To strengthen its strategic focus on WGEE, GBV prevention and response, and gender equality, the Bank Group would need to

  • Make priorities regarding gender equality (including on WGEE and GBV) more explicit in country strategies, based on strong analytics (primarily Systematic Country Diagnostics and the World Bank Risk and Resilience Assessments) and in collaboration with key stakeholders. This explicit prioritization involves (i) identifying overarching, long-term gender equality goals that span across more than one country strategy, are consistent with the country’s context and needs, and transform the enabling environment; (ii) defining more focused, medium-term objectives that are consistent with the country strategy’s overarching goals and help coalesce the Bank Group’s various instruments, institutions, and sector interventions in relation to those objectives; (iii) coordinating and collaborating among Bank Group teams in the Country Management Unit and Global Practices and at the corporate level; and (iv) leveraging the Bank Group’s influencing power to consistently elevate gender issues in policy dialogues.
  • Foster engagements with communities, civil society, women’s organizations, local authorities, and other key stakeholders to define gender equality objectives and the actions to achieve them. These engagements involve (i) identifying priorities related to gender equality (including WGEE and GBV) in a participatory way; (ii) tailoring interventions to specific FCV contexts, starting with bottom-up engagements with local stakeholders during the design stage; (iii) adopting flexible and decentralized approaches to account for local constraints and diminish project risks; and (iv) building on local knowledge, processes, and capacities to increase the local ownership, cultural sensitivity and, ultimately, sustainability of the intervention.

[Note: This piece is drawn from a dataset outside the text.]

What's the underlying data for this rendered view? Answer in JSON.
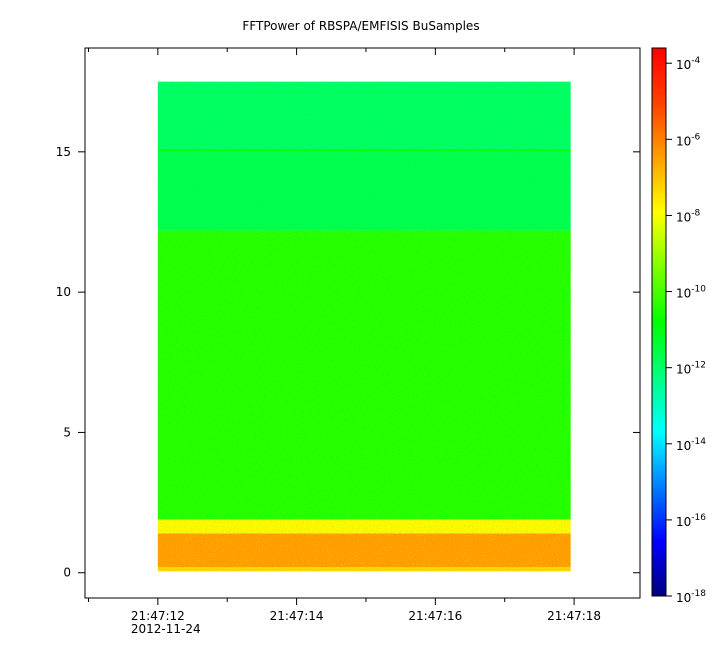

To mobilize resources and partnerships at a level commensurate with its commitments to support countries in promoting WGEE and preventing and responding to GBV, the Bank Group would need to

  • Ensure that gender expertise tailored to the context is available for FCV-affected countries to support projects, as well as the country engagement. This gender expertise should be adequate for (i) supporting strategic thinking to diagnose and identify gender-related priorities and integrate them into country strategies; (ii) ensuring the quality of project design and monitoring and evaluation; (iii) effectively using the Bank Group convening power to support country-level engagement with relevant stakeholders for the identification of gender-related priorities, their translation into policies and programs, and their implementation, monitoring, and evaluation; and (iv) improving the capacity of Bank Group staff and local stakeholders to address gender inequalities in FCV contexts.

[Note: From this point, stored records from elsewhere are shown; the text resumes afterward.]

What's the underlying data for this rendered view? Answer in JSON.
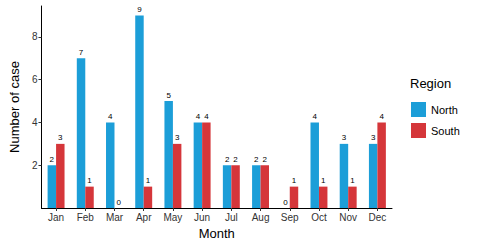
{
  "chart_data": {
    "type": "bar",
    "x_label": "Month",
    "y_label": "Number of case",
    "legend_title": "Region",
    "legend": "right",
    "categories": [
      "Jan",
      "Feb",
      "Mar",
      "Apr",
      "May",
      "Jun",
      "Jul",
      "Aug",
      "Sep",
      "Oct",
      "Nov",
      "Dec"
    ],
    "series": [
      {
        "name": "North",
        "color": "#1c9ed8",
        "values": [
          2,
          7,
          4,
          9,
          5,
          4,
          2,
          2,
          0,
          4,
          3,
          3
        ]
      },
      {
        "name": "South",
        "color": "#d5363a",
        "values": [
          3,
          1,
          0,
          1,
          3,
          4,
          2,
          2,
          1,
          1,
          1,
          4
        ]
      }
    ],
    "ylim": [
      0,
      9.45
    ],
    "yticks": [
      2,
      4,
      6,
      8
    ],
    "grid": false,
    "data_labels": true
  }
}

  • Coordinate and collaborate with relevant international stakeholders engaged on gender equality in the country, including humanitarian actors. This stronger coordination and collaboration should leverage each actor’s comparative advantage to achieve common goals. This collaboration should contribute to strengthening the adoption of the humanitarian-development-peace nexus approach and ensuring the Bank Group’s participation in national gender platforms and coordination groups to exchange knowledge and lessons, promote common initiatives in policy dialogues, and establish synergies across interventions to enhance their depth, scale, and sustainability.